C’est dans ce contexte que les précédents gouvernements ont engagé un plan Eau pour les départements d’outre-mer, assorti de moyens financiers qui continuent d’être déployés. De manière générale, je souhaite, avec mon collègue François-Noël Buffet, renforcer la prise en compte des territoires ultramarins. Tel sera du reste l’un des enjeux du prochain comité interministériel des outre-mer : pour répondre à un certain nombre de besoins élémentaires – eau, assainissement, déchets, électricité –, il y a une véritable transformation à opérer dans ces territoires.

M. le président. La parole est à M. Simon Uzenat. (Applaudissements sur les travées du groupe SER.)

M. Simon Uzenat. Monsieur le président, madame la ministre, mes chers collègues, beaucoup l’ont dit avant moi, les tensions politiques et sociales s’exacerbent sur le sujet de l’eau depuis maintenant de nombreuses années, car cette ressource va devenir de plus en plus rare. En France, la quantité d’eau renouvelable disponible a baissé de 14 % entre la période 1990-2001 et la période 2002-2018. Nous avons perdu 32 milliards de mètres cubes d’eau ; nous pourrions en perdre 50 milliards supplémentaires dans les années qui viennent, sous l’effet du réchauffement climatique.

Se pose également la question centrale – j’y reviendrai – de la qualité de l’eau, qui a des incidences pour nos concitoyens et pour les acteurs économiques. Mes collègues Brigitte Devésa, Lauriane Josende et moi-même avons rendu un rapport d’information sur les entreprises et le climat dans lequel nous pointons en particulier le caractère crucial de ce sujet pour l’agriculture comme pour l’industrie.

Notre collègue vient d’évoquer la réutilisation des eaux usées traitées : on avance, mais, là aussi, avec beaucoup trop de retard. On l’a dit, les tensions sont légion. Il faut pacifier les débats, les apaiser ; il faut, en d’autres termes, plus de démocratie et plus de dialogue, et des moyens à la hauteur. En Bretagne, nous avons installé une assemblée bretonne de l’eau, contre-modèle de Sainte-Soline. Il faut mettre en œuvre ce genre d’initiatives à tous les échelons, des commissions locales de l’eau jusqu’au plan national.

En Bretagne, chacun le sait, la situation est particulière : 75 % de l’eau potable provient d’eaux de surface, soit le double du niveau national. Par ailleurs, la Bretagne est en partie composée d’îles, autre singularité importante.

Pour ce qui concerne la qualité de l’eau, madame la ministre, je souhaite aborder le sujet des polluants éternels, déjà évoqué notamment par notre collègue Ronan Dantec.

M. Simon Uzenat. En la matière, les inquiétudes sont très fortes, concentrées depuis quelques heures sur une molécule, l’acide trifluoroacétique (TFA), issu de la dégradation du flufénacet.
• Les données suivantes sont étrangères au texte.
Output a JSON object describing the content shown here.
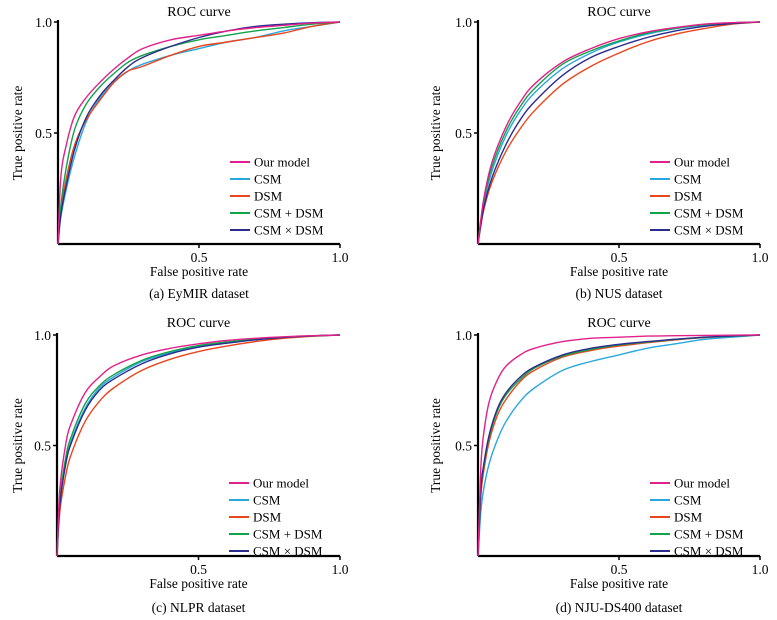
{
  "colors": {
    "Our model": "#e0218a",
    "CSM": "#2aa7dc",
    "DSM": "#e8461c",
    "CSM + DSM": "#13a14a",
    "CSM × DSM": "#2b2c8c"
  },
  "chart_data": [
    {
      "type": "line",
      "title": "ROC curve",
      "xlabel": "False positive rate",
      "ylabel": "True positive rate",
      "caption": "(a) EyMIR dataset",
      "xlim": [
        0,
        1
      ],
      "ylim": [
        0,
        1
      ],
      "xticks": [
        "0.5",
        "1.0"
      ],
      "yticks": [
        "0.5",
        "1.0"
      ],
      "legend_position": "lower-right",
      "series": [
        {
          "name": "Our model",
          "x": [
            0,
            0.01,
            0.03,
            0.06,
            0.1,
            0.15,
            0.2,
            0.25,
            0.3,
            0.4,
            0.5,
            0.6,
            0.7,
            0.8,
            0.9,
            1.0
          ],
          "y": [
            0,
            0.3,
            0.45,
            0.58,
            0.66,
            0.73,
            0.79,
            0.84,
            0.88,
            0.92,
            0.94,
            0.96,
            0.975,
            0.985,
            0.995,
            1.0
          ]
        },
        {
          "name": "CSM",
          "x": [
            0,
            0.01,
            0.03,
            0.06,
            0.1,
            0.15,
            0.2,
            0.25,
            0.3,
            0.4,
            0.5,
            0.6,
            0.7,
            0.8,
            0.9,
            1.0
          ],
          "y": [
            0,
            0.12,
            0.25,
            0.4,
            0.55,
            0.66,
            0.73,
            0.78,
            0.81,
            0.85,
            0.88,
            0.91,
            0.93,
            0.96,
            0.98,
            1.0
          ]
        },
        {
          "name": "DSM",
          "x": [
            0,
            0.01,
            0.03,
            0.06,
            0.1,
            0.15,
            0.2,
            0.25,
            0.3,
            0.4,
            0.5,
            0.6,
            0.7,
            0.8,
            0.9,
            1.0
          ],
          "y": [
            0,
            0.15,
            0.3,
            0.45,
            0.56,
            0.65,
            0.73,
            0.78,
            0.8,
            0.85,
            0.89,
            0.91,
            0.93,
            0.95,
            0.98,
            1.0
          ]
        },
        {
          "name": "CSM + DSM",
          "x": [
            0,
            0.01,
            0.03,
            0.06,
            0.1,
            0.15,
            0.2,
            0.25,
            0.3,
            0.4,
            0.5,
            0.6,
            0.7,
            0.8,
            0.9,
            1.0
          ],
          "y": [
            0,
            0.17,
            0.35,
            0.52,
            0.63,
            0.71,
            0.77,
            0.82,
            0.85,
            0.89,
            0.92,
            0.94,
            0.96,
            0.975,
            0.99,
            1.0
          ]
        },
        {
          "name": "CSM × DSM",
          "x": [
            0,
            0.01,
            0.03,
            0.06,
            0.1,
            0.15,
            0.2,
            0.25,
            0.3,
            0.4,
            0.5,
            0.6,
            0.7,
            0.8,
            0.9,
            1.0
          ],
          "y": [
            0,
            0.13,
            0.27,
            0.43,
            0.57,
            0.67,
            0.74,
            0.8,
            0.84,
            0.89,
            0.93,
            0.96,
            0.98,
            0.99,
            0.997,
            1.0
          ]
        }
      ]
    },
    {
      "type": "line",
      "title": "ROC curve",
      "xlabel": "False positive rate",
      "ylabel": "True positive rate",
      "caption": "(b) NUS dataset",
      "xlim": [
        0,
        1
      ],
      "ylim": [
        0,
        1
      ],
      "xticks": [
        "0.5",
        "1.0"
      ],
      "yticks": [
        "0.5",
        "1.0"
      ],
      "legend_position": "lower-right",
      "series": [
        {
          "name": "Our model",
          "x": [
            0,
            0.02,
            0.05,
            0.1,
            0.15,
            0.2,
            0.3,
            0.4,
            0.5,
            0.6,
            0.7,
            0.8,
            0.9,
            1.0
          ],
          "y": [
            0,
            0.2,
            0.37,
            0.53,
            0.64,
            0.72,
            0.82,
            0.88,
            0.925,
            0.955,
            0.975,
            0.99,
            0.997,
            1.0
          ]
        },
        {
          "name": "CSM",
          "x": [
            0,
            0.02,
            0.05,
            0.1,
            0.15,
            0.2,
            0.3,
            0.4,
            0.5,
            0.6,
            0.7,
            0.8,
            0.9,
            1.0
          ],
          "y": [
            0,
            0.18,
            0.33,
            0.49,
            0.6,
            0.68,
            0.79,
            0.86,
            0.91,
            0.945,
            0.97,
            0.985,
            0.995,
            1.0
          ]
        },
        {
          "name": "DSM",
          "x": [
            0,
            0.02,
            0.05,
            0.1,
            0.15,
            0.2,
            0.3,
            0.4,
            0.5,
            0.6,
            0.7,
            0.8,
            0.9,
            1.0
          ],
          "y": [
            0,
            0.15,
            0.28,
            0.42,
            0.52,
            0.6,
            0.72,
            0.8,
            0.86,
            0.91,
            0.945,
            0.97,
            0.99,
            1.0
          ]
        },
        {
          "name": "CSM + DSM",
          "x": [
            0,
            0.02,
            0.05,
            0.1,
            0.15,
            0.2,
            0.3,
            0.4,
            0.5,
            0.6,
            0.7,
            0.8,
            0.9,
            1.0
          ],
          "y": [
            0,
            0.19,
            0.35,
            0.51,
            0.62,
            0.7,
            0.81,
            0.87,
            0.915,
            0.95,
            0.972,
            0.988,
            0.996,
            1.0
          ]
        },
        {
          "name": "CSM × DSM",
          "x": [
            0,
            0.02,
            0.05,
            0.1,
            0.15,
            0.2,
            0.3,
            0.4,
            0.5,
            0.6,
            0.7,
            0.8,
            0.9,
            1.0
          ],
          "y": [
            0,
            0.16,
            0.3,
            0.45,
            0.56,
            0.64,
            0.76,
            0.84,
            0.89,
            0.93,
            0.96,
            0.98,
            0.993,
            1.0
          ]
        }
      ]
    },
    {
      "type": "line",
      "title": "ROC curve",
      "xlabel": "False positive rate",
      "ylabel": "True positive rate",
      "caption": "(c) NLPR dataset",
      "xlim": [
        0,
        1
      ],
      "ylim": [
        0,
        1
      ],
      "xticks": [
        "0.5",
        "1.0"
      ],
      "yticks": [
        "0.5",
        "1.0"
      ],
      "legend_position": "lower-right",
      "series": [
        {
          "name": "Our model",
          "x": [
            0,
            0.01,
            0.03,
            0.05,
            0.1,
            0.15,
            0.2,
            0.3,
            0.4,
            0.5,
            0.6,
            0.7,
            0.8,
            0.9,
            1.0
          ],
          "y": [
            0,
            0.3,
            0.5,
            0.6,
            0.74,
            0.81,
            0.86,
            0.91,
            0.94,
            0.96,
            0.975,
            0.985,
            0.992,
            0.997,
            1.0
          ]
        },
        {
          "name": "CSM",
          "x": [
            0,
            0.01,
            0.03,
            0.05,
            0.1,
            0.15,
            0.2,
            0.3,
            0.4,
            0.5,
            0.6,
            0.7,
            0.8,
            0.9,
            1.0
          ],
          "y": [
            0,
            0.24,
            0.42,
            0.52,
            0.67,
            0.76,
            0.81,
            0.88,
            0.92,
            0.95,
            0.965,
            0.98,
            0.99,
            0.996,
            1.0
          ]
        },
        {
          "name": "DSM",
          "x": [
            0,
            0.01,
            0.03,
            0.05,
            0.1,
            0.15,
            0.2,
            0.3,
            0.4,
            0.5,
            0.6,
            0.7,
            0.8,
            0.9,
            1.0
          ],
          "y": [
            0,
            0.2,
            0.36,
            0.46,
            0.61,
            0.7,
            0.76,
            0.84,
            0.89,
            0.925,
            0.95,
            0.97,
            0.985,
            0.994,
            1.0
          ]
        },
        {
          "name": "CSM + DSM",
          "x": [
            0,
            0.01,
            0.03,
            0.05,
            0.1,
            0.15,
            0.2,
            0.3,
            0.4,
            0.5,
            0.6,
            0.7,
            0.8,
            0.9,
            1.0
          ],
          "y": [
            0,
            0.25,
            0.44,
            0.54,
            0.69,
            0.77,
            0.82,
            0.885,
            0.925,
            0.952,
            0.968,
            0.981,
            0.99,
            0.996,
            1.0
          ]
        },
        {
          "name": "CSM × DSM",
          "x": [
            0,
            0.01,
            0.03,
            0.05,
            0.1,
            0.15,
            0.2,
            0.3,
            0.4,
            0.5,
            0.6,
            0.7,
            0.8,
            0.9,
            1.0
          ],
          "y": [
            0,
            0.23,
            0.41,
            0.51,
            0.66,
            0.75,
            0.8,
            0.87,
            0.915,
            0.945,
            0.963,
            0.978,
            0.989,
            0.996,
            1.0
          ]
        }
      ]
    },
    {
      "type": "line",
      "title": "ROC curve",
      "xlabel": "False positive rate",
      "ylabel": "True positive rate",
      "caption": "(d) NJU-DS400 dataset",
      "xlim": [
        0,
        1
      ],
      "ylim": [
        0,
        1
      ],
      "xticks": [
        "0.5",
        "1.0"
      ],
      "yticks": [
        "0.5",
        "1.0"
      ],
      "legend_position": "lower-right",
      "series": [
        {
          "name": "Our model",
          "x": [
            0,
            0.01,
            0.02,
            0.04,
            0.07,
            0.1,
            0.15,
            0.2,
            0.3,
            0.4,
            0.5,
            0.6,
            0.7,
            0.8,
            0.9,
            1.0
          ],
          "y": [
            0,
            0.4,
            0.55,
            0.7,
            0.8,
            0.86,
            0.91,
            0.94,
            0.97,
            0.985,
            0.99,
            0.995,
            0.997,
            0.998,
            0.999,
            1.0
          ]
        },
        {
          "name": "CSM",
          "x": [
            0,
            0.01,
            0.02,
            0.04,
            0.07,
            0.1,
            0.15,
            0.2,
            0.3,
            0.4,
            0.5,
            0.6,
            0.7,
            0.8,
            0.9,
            1.0
          ],
          "y": [
            0,
            0.2,
            0.3,
            0.42,
            0.53,
            0.61,
            0.7,
            0.76,
            0.84,
            0.88,
            0.91,
            0.94,
            0.96,
            0.98,
            0.99,
            1.0
          ]
        },
        {
          "name": "DSM",
          "x": [
            0,
            0.01,
            0.02,
            0.04,
            0.07,
            0.1,
            0.15,
            0.2,
            0.3,
            0.4,
            0.5,
            0.6,
            0.7,
            0.8,
            0.9,
            1.0
          ],
          "y": [
            0,
            0.27,
            0.38,
            0.52,
            0.64,
            0.71,
            0.79,
            0.84,
            0.9,
            0.93,
            0.95,
            0.965,
            0.978,
            0.988,
            0.995,
            1.0
          ]
        },
        {
          "name": "CSM + DSM",
          "x": [
            0,
            0.01,
            0.02,
            0.04,
            0.07,
            0.1,
            0.15,
            0.2,
            0.3,
            0.4,
            0.5,
            0.6,
            0.7,
            0.8,
            0.9,
            1.0
          ],
          "y": [
            0,
            0.29,
            0.4,
            0.54,
            0.66,
            0.73,
            0.8,
            0.85,
            0.905,
            0.935,
            0.955,
            0.968,
            0.98,
            0.989,
            0.995,
            1.0
          ]
        },
        {
          "name": "CSM × DSM",
          "x": [
            0,
            0.01,
            0.02,
            0.04,
            0.07,
            0.1,
            0.15,
            0.2,
            0.3,
            0.4,
            0.5,
            0.6,
            0.7,
            0.8,
            0.9,
            1.0
          ],
          "y": [
            0,
            0.3,
            0.41,
            0.55,
            0.67,
            0.74,
            0.81,
            0.855,
            0.91,
            0.94,
            0.958,
            0.97,
            0.981,
            0.99,
            0.996,
            1.0
          ]
        }
      ]
    }
  ]
}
Cette affaire suscite beaucoup d’interrogations. L’Agence nationale de sécurité sanitaire de l’alimentation, de l’environnement et du travail (Anses) ne semble pas avoir été saisie, alors même que l’Autorité européenne de sécurité des aliments (AESA) reconnaît le flufénacet comme perturbateur endocrinien et que l’Allemagne et la Commission européenne ont pris les devants. Qu’en est-il, madame la ministre ?
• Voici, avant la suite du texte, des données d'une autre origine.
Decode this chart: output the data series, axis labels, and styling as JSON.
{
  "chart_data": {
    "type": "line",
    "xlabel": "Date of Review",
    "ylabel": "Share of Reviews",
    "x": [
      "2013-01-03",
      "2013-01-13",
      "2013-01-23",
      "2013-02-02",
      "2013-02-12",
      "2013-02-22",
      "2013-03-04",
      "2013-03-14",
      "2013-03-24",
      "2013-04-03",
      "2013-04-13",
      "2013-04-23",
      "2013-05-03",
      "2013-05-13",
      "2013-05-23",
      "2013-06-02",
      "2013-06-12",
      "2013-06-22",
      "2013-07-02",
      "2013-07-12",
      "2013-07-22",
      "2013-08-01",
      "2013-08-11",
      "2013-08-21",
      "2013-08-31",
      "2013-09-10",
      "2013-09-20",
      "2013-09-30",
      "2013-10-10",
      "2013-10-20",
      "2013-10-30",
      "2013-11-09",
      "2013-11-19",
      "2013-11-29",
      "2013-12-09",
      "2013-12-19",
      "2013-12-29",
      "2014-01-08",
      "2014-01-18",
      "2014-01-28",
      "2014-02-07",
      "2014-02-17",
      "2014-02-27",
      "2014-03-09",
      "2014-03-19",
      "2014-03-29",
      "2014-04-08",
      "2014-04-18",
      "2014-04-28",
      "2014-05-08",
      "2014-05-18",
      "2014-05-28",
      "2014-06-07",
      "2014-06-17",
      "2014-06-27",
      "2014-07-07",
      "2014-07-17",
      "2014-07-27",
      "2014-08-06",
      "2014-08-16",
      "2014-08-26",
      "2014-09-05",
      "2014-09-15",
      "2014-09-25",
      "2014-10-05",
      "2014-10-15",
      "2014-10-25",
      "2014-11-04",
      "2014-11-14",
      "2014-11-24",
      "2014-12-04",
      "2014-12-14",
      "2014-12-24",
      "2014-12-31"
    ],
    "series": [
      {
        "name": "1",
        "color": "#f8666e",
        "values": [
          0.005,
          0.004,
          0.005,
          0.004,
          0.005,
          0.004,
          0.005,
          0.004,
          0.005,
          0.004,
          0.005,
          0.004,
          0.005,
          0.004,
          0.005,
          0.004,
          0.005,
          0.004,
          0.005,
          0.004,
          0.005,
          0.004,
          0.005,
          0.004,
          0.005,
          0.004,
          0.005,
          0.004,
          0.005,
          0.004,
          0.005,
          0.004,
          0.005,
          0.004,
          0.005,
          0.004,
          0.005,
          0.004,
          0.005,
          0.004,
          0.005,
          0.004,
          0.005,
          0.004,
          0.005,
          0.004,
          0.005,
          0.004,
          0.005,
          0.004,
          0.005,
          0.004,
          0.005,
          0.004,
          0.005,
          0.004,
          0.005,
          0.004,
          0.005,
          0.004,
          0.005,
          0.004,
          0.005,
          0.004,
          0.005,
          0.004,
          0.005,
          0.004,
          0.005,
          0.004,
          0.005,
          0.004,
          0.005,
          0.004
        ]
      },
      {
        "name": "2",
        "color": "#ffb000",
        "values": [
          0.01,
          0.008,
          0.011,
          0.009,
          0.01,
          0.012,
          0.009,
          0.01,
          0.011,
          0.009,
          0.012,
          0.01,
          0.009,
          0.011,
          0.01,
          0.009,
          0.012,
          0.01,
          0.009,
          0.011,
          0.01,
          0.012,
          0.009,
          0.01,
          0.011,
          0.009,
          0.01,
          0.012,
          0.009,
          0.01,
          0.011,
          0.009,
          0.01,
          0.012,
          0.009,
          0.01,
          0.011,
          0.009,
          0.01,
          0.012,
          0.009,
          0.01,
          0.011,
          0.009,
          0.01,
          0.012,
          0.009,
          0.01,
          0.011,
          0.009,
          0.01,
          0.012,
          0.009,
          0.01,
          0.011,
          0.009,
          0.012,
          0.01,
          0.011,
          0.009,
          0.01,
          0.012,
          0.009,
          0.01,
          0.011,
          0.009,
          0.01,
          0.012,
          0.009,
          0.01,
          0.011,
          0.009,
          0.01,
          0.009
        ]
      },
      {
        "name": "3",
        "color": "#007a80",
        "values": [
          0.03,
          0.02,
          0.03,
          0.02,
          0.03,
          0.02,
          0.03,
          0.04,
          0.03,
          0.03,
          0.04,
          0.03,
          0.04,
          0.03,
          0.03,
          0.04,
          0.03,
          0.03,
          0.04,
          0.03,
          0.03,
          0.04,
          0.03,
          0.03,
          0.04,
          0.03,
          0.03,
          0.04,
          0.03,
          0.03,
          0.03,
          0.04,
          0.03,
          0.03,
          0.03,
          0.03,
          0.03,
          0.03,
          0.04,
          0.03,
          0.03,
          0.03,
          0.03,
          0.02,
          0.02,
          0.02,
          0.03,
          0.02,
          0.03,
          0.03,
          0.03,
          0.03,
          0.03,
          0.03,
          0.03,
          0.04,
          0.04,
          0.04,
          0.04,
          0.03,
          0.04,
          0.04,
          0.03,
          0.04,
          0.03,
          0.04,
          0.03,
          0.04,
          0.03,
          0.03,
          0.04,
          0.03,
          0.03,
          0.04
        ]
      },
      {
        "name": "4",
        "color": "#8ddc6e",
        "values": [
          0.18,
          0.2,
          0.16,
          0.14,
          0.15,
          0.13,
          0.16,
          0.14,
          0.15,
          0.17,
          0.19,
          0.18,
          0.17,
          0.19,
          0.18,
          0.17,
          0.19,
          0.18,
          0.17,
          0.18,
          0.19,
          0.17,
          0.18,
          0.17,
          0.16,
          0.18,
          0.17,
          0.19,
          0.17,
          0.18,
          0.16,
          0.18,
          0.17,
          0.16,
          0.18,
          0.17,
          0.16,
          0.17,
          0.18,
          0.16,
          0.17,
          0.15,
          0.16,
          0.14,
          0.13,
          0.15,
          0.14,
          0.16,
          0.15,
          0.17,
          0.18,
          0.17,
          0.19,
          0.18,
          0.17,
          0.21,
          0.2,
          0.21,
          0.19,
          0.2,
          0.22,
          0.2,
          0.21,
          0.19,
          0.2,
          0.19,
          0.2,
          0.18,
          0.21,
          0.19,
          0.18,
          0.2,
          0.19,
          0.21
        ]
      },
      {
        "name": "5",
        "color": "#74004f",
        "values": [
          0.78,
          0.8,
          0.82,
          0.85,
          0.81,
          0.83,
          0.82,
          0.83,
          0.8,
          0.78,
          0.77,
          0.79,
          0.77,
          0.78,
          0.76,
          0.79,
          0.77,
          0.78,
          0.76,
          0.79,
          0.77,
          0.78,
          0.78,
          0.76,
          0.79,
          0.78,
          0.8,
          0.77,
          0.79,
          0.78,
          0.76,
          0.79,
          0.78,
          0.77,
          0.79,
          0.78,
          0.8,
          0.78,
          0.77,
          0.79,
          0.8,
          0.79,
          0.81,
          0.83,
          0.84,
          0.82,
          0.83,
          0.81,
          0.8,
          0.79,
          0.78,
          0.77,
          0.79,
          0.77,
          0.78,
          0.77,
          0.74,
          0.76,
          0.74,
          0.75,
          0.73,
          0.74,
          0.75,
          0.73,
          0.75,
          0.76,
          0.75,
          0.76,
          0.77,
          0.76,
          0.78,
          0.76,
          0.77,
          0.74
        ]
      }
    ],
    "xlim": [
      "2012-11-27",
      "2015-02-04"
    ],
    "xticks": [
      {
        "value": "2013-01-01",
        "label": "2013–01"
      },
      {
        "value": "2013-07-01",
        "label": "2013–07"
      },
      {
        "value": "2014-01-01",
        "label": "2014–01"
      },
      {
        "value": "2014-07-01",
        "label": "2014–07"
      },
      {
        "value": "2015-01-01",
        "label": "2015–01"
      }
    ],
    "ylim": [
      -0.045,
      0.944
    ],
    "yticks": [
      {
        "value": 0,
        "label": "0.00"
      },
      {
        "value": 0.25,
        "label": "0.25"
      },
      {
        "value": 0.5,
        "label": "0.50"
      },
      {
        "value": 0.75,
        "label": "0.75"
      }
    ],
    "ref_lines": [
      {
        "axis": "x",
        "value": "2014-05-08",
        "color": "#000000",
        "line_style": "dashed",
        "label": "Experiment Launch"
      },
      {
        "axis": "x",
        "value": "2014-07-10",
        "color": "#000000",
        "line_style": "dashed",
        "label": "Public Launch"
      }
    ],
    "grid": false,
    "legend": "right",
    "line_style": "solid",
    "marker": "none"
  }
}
Nos collègues Hervé Gillé et Rémy Pointereau, dans leur rapport intitulé Pour une politique de leau ambitieuse, responsable et durable, ont rappelé que le coût de la prévention était trois fois moins élevé que celui du traitement. Et le Sénat a adopté, au mois de mai dernier, la proposition de loi visant à protéger la population des risques liés aux substances perfluoroalkylées et polyfluoroalkylées (PFAS). Qu’en est-il du calendrier d’examen de cette proposition de loi ? Quid en particulier de la mise en œuvre du principe pollueur-payeur et notamment de son application aux firmes pétrochimiques ?

Les collectivités locales, en ce domaine également, sont à la manœuvre. Je prends l’exemple breton : le schéma régional d’aménagement, de développement durable et d’égalité des territoires (Sraddet) de la région Bretagne réaffirme bien l’objectif de « zéro phyto » à l’horizon de 2040. La Bretagne s’est positionnée comme région volontaire sur le sujet et des territoires d’expérimentation y ont été mis en place. Pour autant, madame la ministre, les annonces récentes de votre gouvernement, comme celles qui ont été faites par la Commission européenne dans le cadre du Pacte vert, ne laissent pas d’inquiéter. Derechef, qu’en est-il ?
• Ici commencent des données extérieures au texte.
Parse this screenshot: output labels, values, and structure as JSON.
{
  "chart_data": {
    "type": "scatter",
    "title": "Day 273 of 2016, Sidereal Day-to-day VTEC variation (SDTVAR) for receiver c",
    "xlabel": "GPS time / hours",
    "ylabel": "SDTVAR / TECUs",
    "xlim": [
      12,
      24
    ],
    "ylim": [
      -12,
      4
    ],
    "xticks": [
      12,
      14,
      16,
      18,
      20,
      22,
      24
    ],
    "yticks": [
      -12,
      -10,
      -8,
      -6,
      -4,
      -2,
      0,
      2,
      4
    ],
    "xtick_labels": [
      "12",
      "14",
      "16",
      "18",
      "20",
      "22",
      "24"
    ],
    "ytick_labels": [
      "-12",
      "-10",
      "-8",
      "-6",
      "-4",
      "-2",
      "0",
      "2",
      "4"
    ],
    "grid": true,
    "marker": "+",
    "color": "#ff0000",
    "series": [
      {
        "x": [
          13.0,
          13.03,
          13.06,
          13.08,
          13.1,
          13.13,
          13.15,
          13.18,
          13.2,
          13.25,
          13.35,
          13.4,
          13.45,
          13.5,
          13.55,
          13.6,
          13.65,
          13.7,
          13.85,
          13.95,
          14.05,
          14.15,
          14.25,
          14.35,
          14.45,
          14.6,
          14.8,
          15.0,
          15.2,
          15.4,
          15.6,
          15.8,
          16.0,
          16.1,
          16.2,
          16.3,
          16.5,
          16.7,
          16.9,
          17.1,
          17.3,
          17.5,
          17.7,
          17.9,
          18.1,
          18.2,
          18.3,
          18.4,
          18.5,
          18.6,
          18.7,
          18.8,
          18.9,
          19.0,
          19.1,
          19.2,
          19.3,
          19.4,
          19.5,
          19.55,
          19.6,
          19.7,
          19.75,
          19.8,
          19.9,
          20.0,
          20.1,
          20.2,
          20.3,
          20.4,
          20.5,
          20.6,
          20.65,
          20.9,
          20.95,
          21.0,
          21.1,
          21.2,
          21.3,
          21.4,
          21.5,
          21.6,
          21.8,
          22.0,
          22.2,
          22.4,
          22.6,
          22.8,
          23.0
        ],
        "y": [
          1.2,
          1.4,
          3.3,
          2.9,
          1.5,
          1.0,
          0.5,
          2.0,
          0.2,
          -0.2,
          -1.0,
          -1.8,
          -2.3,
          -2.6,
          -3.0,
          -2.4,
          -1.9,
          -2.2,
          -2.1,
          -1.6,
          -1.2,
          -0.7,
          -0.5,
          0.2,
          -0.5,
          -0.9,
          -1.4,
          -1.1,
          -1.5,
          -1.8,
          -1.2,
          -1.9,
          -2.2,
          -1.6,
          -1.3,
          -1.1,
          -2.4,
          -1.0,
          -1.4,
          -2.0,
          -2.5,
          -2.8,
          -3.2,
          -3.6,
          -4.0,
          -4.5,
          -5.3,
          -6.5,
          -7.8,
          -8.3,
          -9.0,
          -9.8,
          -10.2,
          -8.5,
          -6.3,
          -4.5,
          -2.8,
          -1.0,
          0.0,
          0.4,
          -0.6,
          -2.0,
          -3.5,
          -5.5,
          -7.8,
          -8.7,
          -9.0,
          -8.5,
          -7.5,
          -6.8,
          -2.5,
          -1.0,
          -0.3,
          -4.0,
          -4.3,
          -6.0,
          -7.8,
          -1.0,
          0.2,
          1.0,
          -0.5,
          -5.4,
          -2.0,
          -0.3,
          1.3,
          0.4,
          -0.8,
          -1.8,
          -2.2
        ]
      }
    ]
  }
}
Quant au dossier des algues vertes, il suscite lui aussi beaucoup d’interrogations. La région Bretagne a réaffirmé sa volonté d’être aux côtés de l’État pour le copiloter et pour cofinancer les projets de territoire des huit baies concernées. En 2025, nous serons à mi-parcours du plan de lutte contre la prolifération des algues vertes (Plav), qui comprend un volet destiné aux agriculteurs : des zones soumises à contraintes environnementales (ZSCE) ont été mises en place et, dans ce cadre, des programmes d’actions volontaires ont été lancés. Là aussi, de nombreuses interrogations demeurent. Quelles sont les intentions de l’État ? Nous avons besoin en effet d’un État qui soit à la hauteur, c’est-à-dire de moyens et d’agents de contrôle. Quelle est la volonté du Gouvernement ?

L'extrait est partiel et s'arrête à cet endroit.